China Cash Crunch

China’s State Administration for Foreign Exchange has introduced new limits on UnionPay cash withdrawals by cardholders outside China. The move is further indication the Mainland government is concerned about money leaving the country.

Taking on premium mass

Concern about “capital outflows” from Mainland China has prompted the government to set new limits on UnionPay cash withdrawals outside the country. The limits are effective immediately, reports Asia Gaming Brief.

According to Bernstein Research, the lower annual limit is RMB100,000 ($US15,700) per card for 2016 and RMB50,000 for the rest of 2015. Daily withdrawal limits remain at RMB10,000 per card. Any new accounts that surpass these limits will be added to a watch list; SAFE has already ordered banks to monitor accounts that make frequent cross-border transfers.

The new measures are likely to take a bite out of the premium-mass gaming market, wrote Bernstein analyst Vitaly Umansky in a note to investors. “Most Premium Mass customers utilize UnionPay cards (among other means) to access cash for play in Macau casinos,” Umansky said. “While many customers have multiple UnionPay cards, larger Premium Mass customers may find their access to cash more limited as a result of the new limits.”

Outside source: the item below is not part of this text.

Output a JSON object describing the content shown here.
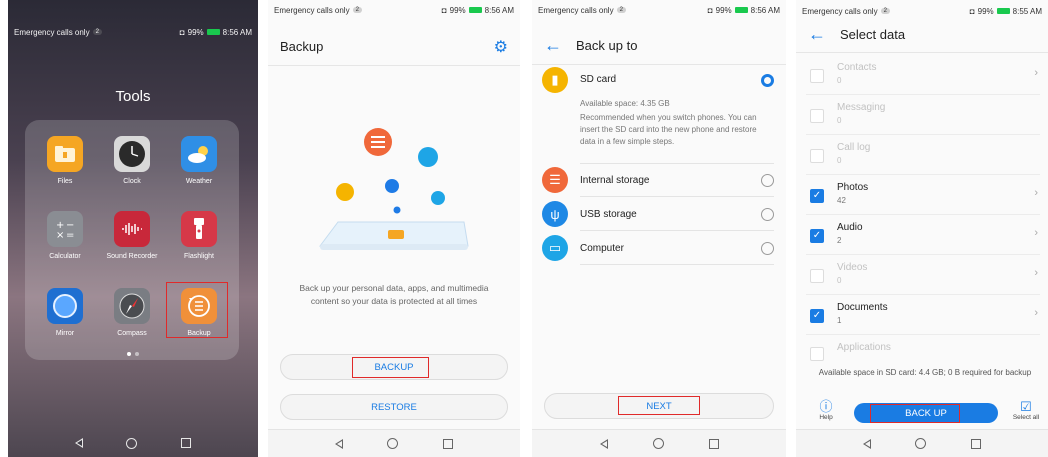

UBS Securities Asia Ltd. says it anticipates “no material direct impact” on the Macau casino industry, reported GGRAsia, particularly as “withdrawing cash from ATMs is not a major source of cash for most gamblers.” UBS estimated “at least 30 percent” of Mainland mass-market players get their gambling money by buying goods through UnionPay at pawn shops, then immediately returning the merchandise for cash refunds.

That roundabout method is legal, wrote the Sanford Bernstein team, but cautioned, “There is risk that Chinese authorities may pressure Macau into creating tighter regulations around pawn shops.”